Termination of proxy appointment

  1. A Shareholder may terminate a proxy instruction but to do so you will need to inform Avenir Registrars in writing by either:
  2. sending a signed hard-copy notice to Avenir Registrars at 5 St John’s Lane, Farringdon, London, EC1M 4BH clearly stating the Shareholder’s intention to revoke their proxy appointment; or
  3. sending a signed notice clearly stating the Shareholder’s intention to revoke their proxy appointment to Avenir Registrars email at [email protected].

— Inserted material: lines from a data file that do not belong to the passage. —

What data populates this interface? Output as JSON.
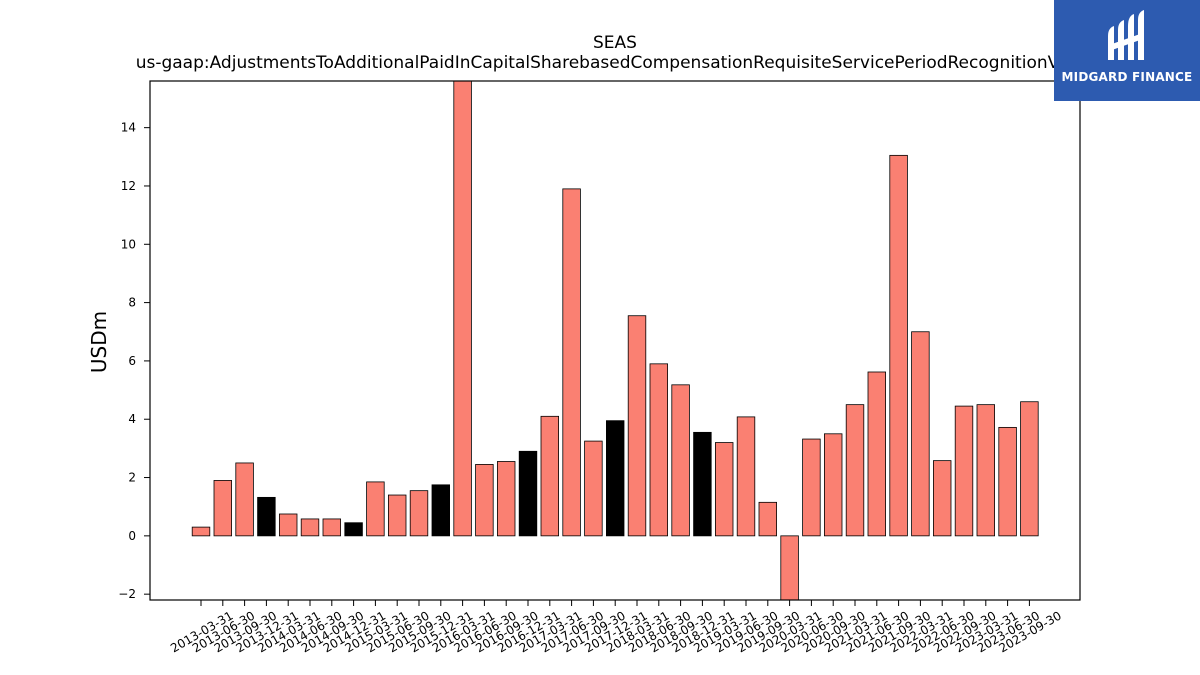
{
  "chart_data": {
    "type": "bar",
    "title": "SEAS",
    "subtitle": "us-gaap:AdjustmentsToAdditionalPaidInCapitalSharebasedCompensationRequisiteServicePeriodRecognitionValue",
    "xlabel": "",
    "ylabel": "USDm",
    "ylim": [
      -2.2,
      15.6
    ],
    "yticks": [
      -2,
      0,
      2,
      4,
      6,
      8,
      10,
      12,
      14
    ],
    "grid": false,
    "colors": {
      "default": "#fa8072",
      "highlight": "#000000",
      "edge": "#000000"
    },
    "categories": [
      "2013-03-31",
      "2013-06-30",
      "2013-09-30",
      "2013-12-31",
      "2014-03-31",
      "2014-06-30",
      "2014-09-30",
      "2014-12-31",
      "2015-03-31",
      "2015-06-30",
      "2015-09-30",
      "2015-12-31",
      "2016-03-31",
      "2016-06-30",
      "2016-09-30",
      "2016-12-31",
      "2017-03-31",
      "2017-06-30",
      "2017-09-30",
      "2017-12-31",
      "2018-03-31",
      "2018-06-30",
      "2018-09-30",
      "2018-12-31",
      "2019-03-31",
      "2019-06-30",
      "2019-09-30",
      "2020-03-31",
      "2020-06-30",
      "2020-09-30",
      "2021-03-31",
      "2021-06-30",
      "2021-09-30",
      "2022-03-31",
      "2022-06-30",
      "2022-09-30",
      "2023-03-31",
      "2023-06-30",
      "2023-09-30"
    ],
    "values": [
      0.3,
      1.9,
      2.5,
      1.32,
      0.75,
      0.58,
      0.58,
      0.45,
      1.85,
      1.4,
      1.55,
      1.75,
      15.8,
      2.45,
      2.55,
      2.9,
      4.1,
      11.9,
      3.25,
      3.95,
      7.55,
      5.9,
      5.18,
      3.55,
      3.2,
      4.08,
      1.15,
      -2.3,
      3.32,
      3.5,
      4.5,
      5.62,
      13.05,
      7.0,
      2.58,
      4.45,
      4.5,
      3.72,
      4.6
    ],
    "highlight": [
      false,
      false,
      false,
      true,
      false,
      false,
      false,
      true,
      false,
      false,
      false,
      true,
      false,
      false,
      false,
      true,
      false,
      false,
      false,
      true,
      false,
      false,
      false,
      true,
      false,
      false,
      false,
      false,
      false,
      false,
      false,
      false,
      false,
      false,
      false,
      false,
      false,
      false,
      false
    ]
  },
  "logo": {
    "name": "MIDGARD FINANCE",
    "background": "#2d5bb0"
  }
}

In either case, the revocation notice must be received by the Company no later than 2.00 p.m. on 19 May 2026 (or, if the AGM is adjourned, 48 hours (excluding any part of a day that is not a working day) before the time fixed for the adjourned meeting). In the case of a Shareholder which is a company / corporation, the revocation notice must be executed (a) under its common seal; (b) not under its common seal but otherwise in accordance with its articles of association or constitution; or (c) signed on its behalf by a duly authorised officer of the company / corporation or its authorised attorney. Any power of attorney or any other authority under which the revocation notice is signed (or a duly certified copy of such power or authority) must be included with the revocation notice.

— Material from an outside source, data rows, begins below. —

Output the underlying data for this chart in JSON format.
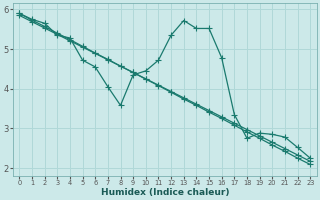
{
  "xlabel": "Humidex (Indice chaleur)",
  "background_color": "#cce9e9",
  "grid_color": "#b0d8d8",
  "line_color": "#1a7a6e",
  "xmin": -0.5,
  "xmax": 23.5,
  "ymin": 1.8,
  "ymax": 6.15,
  "yticks": [
    2,
    3,
    4,
    5,
    6
  ],
  "xticks": [
    0,
    1,
    2,
    3,
    4,
    5,
    6,
    7,
    8,
    9,
    10,
    11,
    12,
    13,
    14,
    15,
    16,
    17,
    18,
    19,
    20,
    21,
    22,
    23
  ],
  "line_straight1_x": [
    0,
    1,
    2,
    3,
    4,
    5,
    6,
    7,
    8,
    9,
    10,
    11,
    12,
    13,
    14,
    15,
    16,
    17,
    18,
    19,
    20,
    21,
    22,
    23
  ],
  "line_straight1_y": [
    5.9,
    5.73,
    5.57,
    5.4,
    5.24,
    5.07,
    4.9,
    4.74,
    4.57,
    4.41,
    4.24,
    4.08,
    3.91,
    3.74,
    3.58,
    3.41,
    3.25,
    3.08,
    2.91,
    2.75,
    2.58,
    2.42,
    2.25,
    2.09
  ],
  "line_straight2_x": [
    0,
    1,
    2,
    3,
    4,
    5,
    6,
    7,
    8,
    9,
    10,
    11,
    12,
    13,
    14,
    15,
    16,
    17,
    18,
    19,
    20,
    21,
    22,
    23
  ],
  "line_straight2_y": [
    5.85,
    5.69,
    5.53,
    5.37,
    5.21,
    5.05,
    4.89,
    4.73,
    4.57,
    4.41,
    4.25,
    4.09,
    3.93,
    3.77,
    3.61,
    3.45,
    3.29,
    3.13,
    2.97,
    2.81,
    2.65,
    2.49,
    2.33,
    2.17
  ],
  "line_wavy_x": [
    0,
    1,
    2,
    3,
    4,
    5,
    6,
    7,
    8,
    9,
    10,
    11,
    12,
    13,
    14,
    15,
    16,
    17,
    18,
    19,
    20,
    21,
    22,
    23
  ],
  "line_wavy_y": [
    5.9,
    5.75,
    5.65,
    5.35,
    5.28,
    4.72,
    4.55,
    4.05,
    3.58,
    4.35,
    4.45,
    4.72,
    5.35,
    5.72,
    5.52,
    5.52,
    4.78,
    3.35,
    2.75,
    2.88,
    2.85,
    2.78,
    2.52,
    2.25
  ]
}
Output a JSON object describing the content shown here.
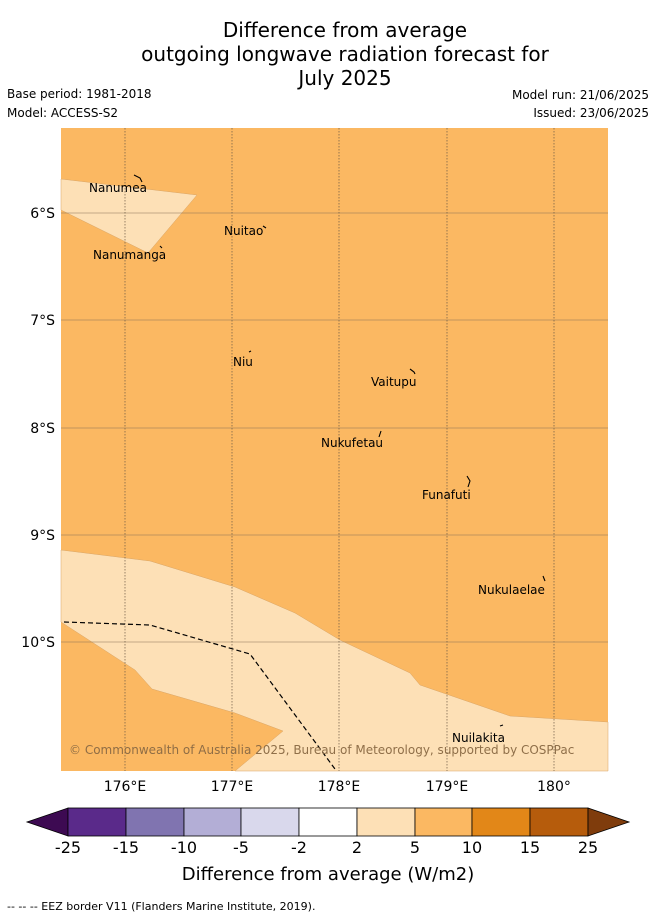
{
  "title": {
    "line1": "Difference from average",
    "line2": "outgoing longwave radiation forecast for",
    "line3": "July 2025"
  },
  "meta": {
    "base_period": "Base period: 1981-2018",
    "model": "Model: ACCESS-S2",
    "model_run": "Model run: 21/06/2025",
    "issued": "Issued: 23/06/2025"
  },
  "map": {
    "lat_labels": [
      "6°S",
      "7°S",
      "8°S",
      "9°S",
      "10°S"
    ],
    "lon_labels": [
      "176°E",
      "177°E",
      "178°E",
      "179°E",
      "180°"
    ],
    "places": [
      "Nanumea",
      "Nuitao",
      "Nanumanga",
      "Niu",
      "Vaitupu",
      "Nukufetau",
      "Funafuti",
      "Nukulaelae",
      "Nuilakita"
    ],
    "copyright": "© Commonwealth of Australia 2025, Bureau of Meteorology, supported by COSPPac",
    "background_class": "5 to 10",
    "colors": {
      "orange_5_10": "#fbb862",
      "peach_2_5": "#fde0b6"
    }
  },
  "colorbar": {
    "ticks": [
      "-25",
      "-15",
      "-10",
      "-5",
      "-2",
      "2",
      "5",
      "10",
      "15",
      "25"
    ],
    "colors": [
      "#3d0a52",
      "#5a2a8a",
      "#8074b0",
      "#b3aed6",
      "#d9d8ec",
      "#ffffff",
      "#fde0b6",
      "#fbb862",
      "#e28718",
      "#b65c0c",
      "#7f3c0c"
    ],
    "label": "Difference from average (W/m2)"
  },
  "footer": "-- -- -- EEZ border V11 (Flanders Marine Institute, 2019)."
}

  1. If you attempt to revoke your proxy appointment but the revocation is received after the time specified in note 23 above, your original proxy appointment will remain valid unless you attend the AGM and vote in person.

Corporate representatives

  1. Any corporation which is a Shareholder can appoint one or more corporate representatives who may exercise on its behalf all of its powers as a Shareholder provided that they do not do so in relation to the same Ordinary Shares.

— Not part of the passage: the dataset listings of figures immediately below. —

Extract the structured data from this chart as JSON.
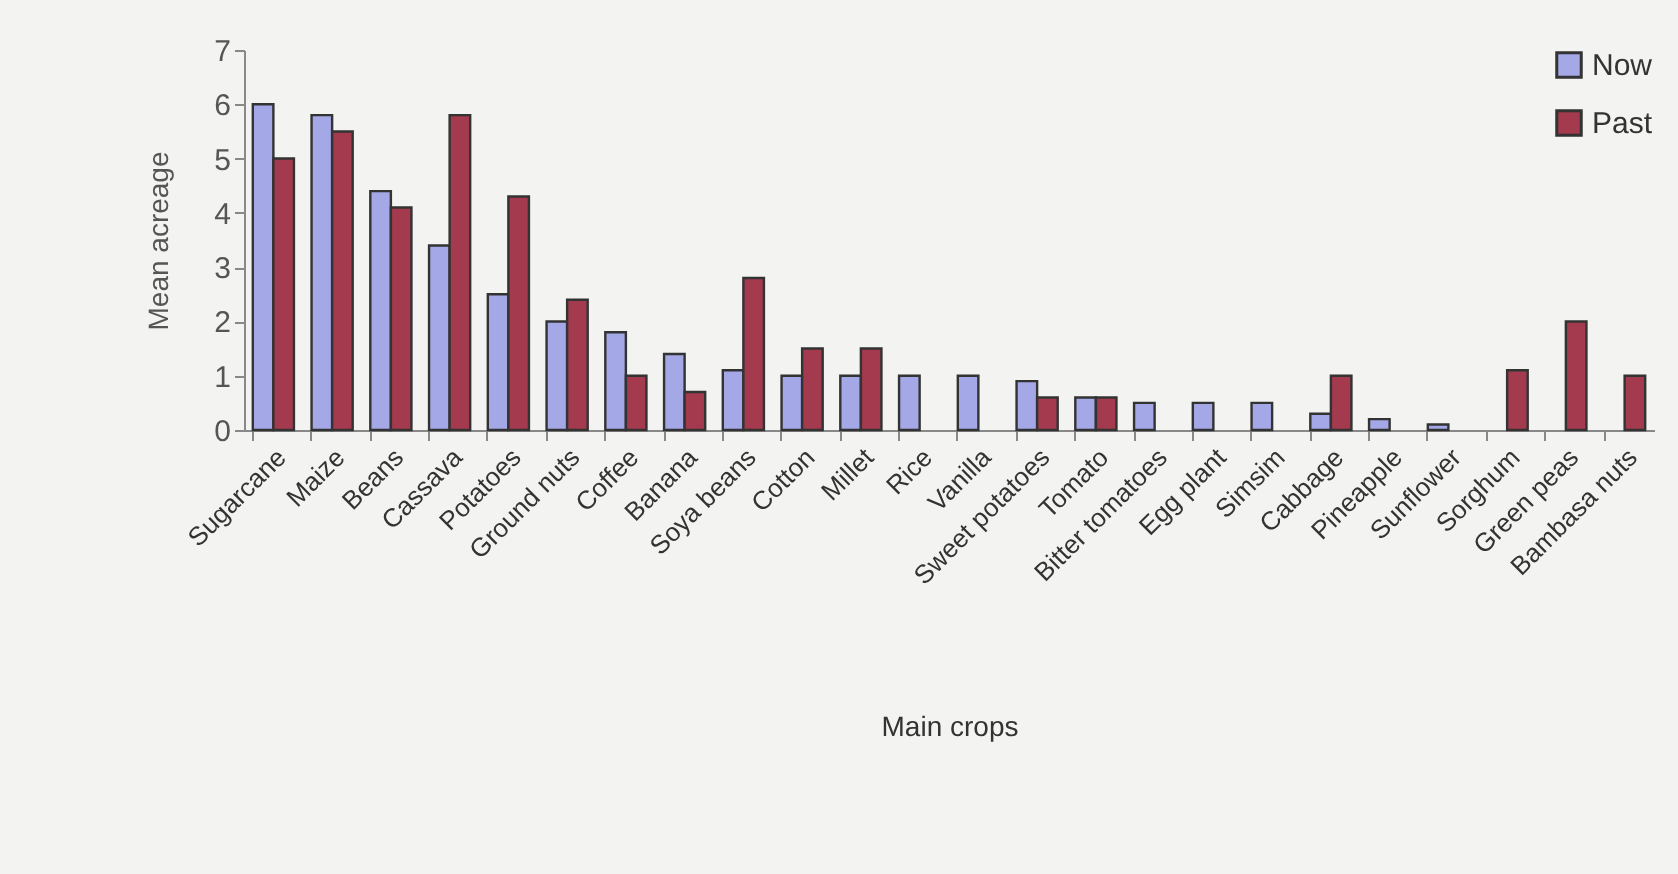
{
  "chart_data": {
    "type": "bar",
    "xlabel": "Main crops",
    "ylabel": "Mean acreage",
    "categories": [
      "Sugarcane",
      "Maize",
      "Beans",
      "Cassava",
      "Potatoes",
      "Ground nuts",
      "Coffee",
      "Banana",
      "Soya beans",
      "Cotton",
      "Millet",
      "Rice",
      "Vanilla",
      "Sweet potatoes",
      "Tomato",
      "Bitter tomatoes",
      "Egg plant",
      "Simsim",
      "Cabbage",
      "Pineapple",
      "Sunflower",
      "Sorghum",
      "Green peas",
      "Bambasa nuts"
    ],
    "series": [
      {
        "name": "Now",
        "color": "#a4a8e6",
        "values": [
          6.0,
          5.8,
          4.4,
          3.4,
          2.5,
          2.0,
          1.8,
          1.4,
          1.1,
          1.0,
          1.0,
          1.0,
          1.0,
          0.9,
          0.6,
          0.5,
          0.5,
          0.5,
          0.3,
          0.2,
          0.1,
          null,
          null,
          null
        ]
      },
      {
        "name": "Past",
        "color": "#a33a4e",
        "values": [
          5.0,
          5.5,
          4.1,
          5.8,
          4.3,
          2.4,
          1.0,
          0.7,
          2.8,
          1.5,
          1.5,
          null,
          null,
          0.6,
          0.6,
          null,
          null,
          null,
          1.0,
          null,
          null,
          1.1,
          2.0,
          1.0
        ]
      }
    ],
    "ylim": [
      0,
      7
    ],
    "yticks": [
      0,
      1,
      2,
      3,
      4,
      5,
      6,
      7
    ],
    "grid": false,
    "legend": "top right"
  }
}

Issued shares and total voting rights

  1. As at the opening of business on 22 April 2026 (being the last practicable date prior to publication of this document), the Company’s issued share capital comprised 1,550,333 ordinary shares of £0.0001 each and 1,550,333 deferred shares of £0.9999 each. Each ordinary share carries the right to one vote at a general meeting of the Company. The deferred shares do not carry voting rights and therefore the total number of voting rights in the Company as at the opening of business on 22 April 2026 is 1,550,333. As at the date of this document, the Company does not hold any shares in treasury.

Voting

  1. Shareholders are requested to vote in advance of the AGM either electronically or by completing and returning the enclosed proxy form by post not later than 2.00 p.m. on 19 May 2026. A vote withheld is not a vote in law, which means that the vote will not be counted in the calculation of votes for or against the Resolutions.
  2. At the AGM itself, the votes on each Resolution at the meeting will be taken by poll rather than a show of hands. The results of the AGM will be published on our website www.beaconrise.uk and will be released to the London Stock Exchange following the AGM.
  3. An ordinary resolution requires a simple majority of votes cast by shareholders voting in person or by proxy at the AGM to be passed.

Communication

  1. Shareholders who have general queries about the AGM should contact the Company on [email protected].
  2. Avenir Registrars may be contacted by email at [email protected] or via telephone on +44 020 7692 5500. Calls outside the United Kingdom are charged at applicable international rates. Different charges may apply to calls made from mobile telephones. Avenir Registrars’ lines are open between 9.00 a.m. – 5.00 p.m., Monday to Friday excluding public holidays in England and Wales. Please note that Avenir Registrar will not be able to provide legal, financial, investment or taxation advice on any matter or arrangement referred to in this document.
  3. Any electronic address provided either:
  4. in this Notice of AGM; or
  5. any related documents (including the Proxy Form),

may not be used to communicate with the Company and/or Avenir Registrars for any purposes other than those expressly stated.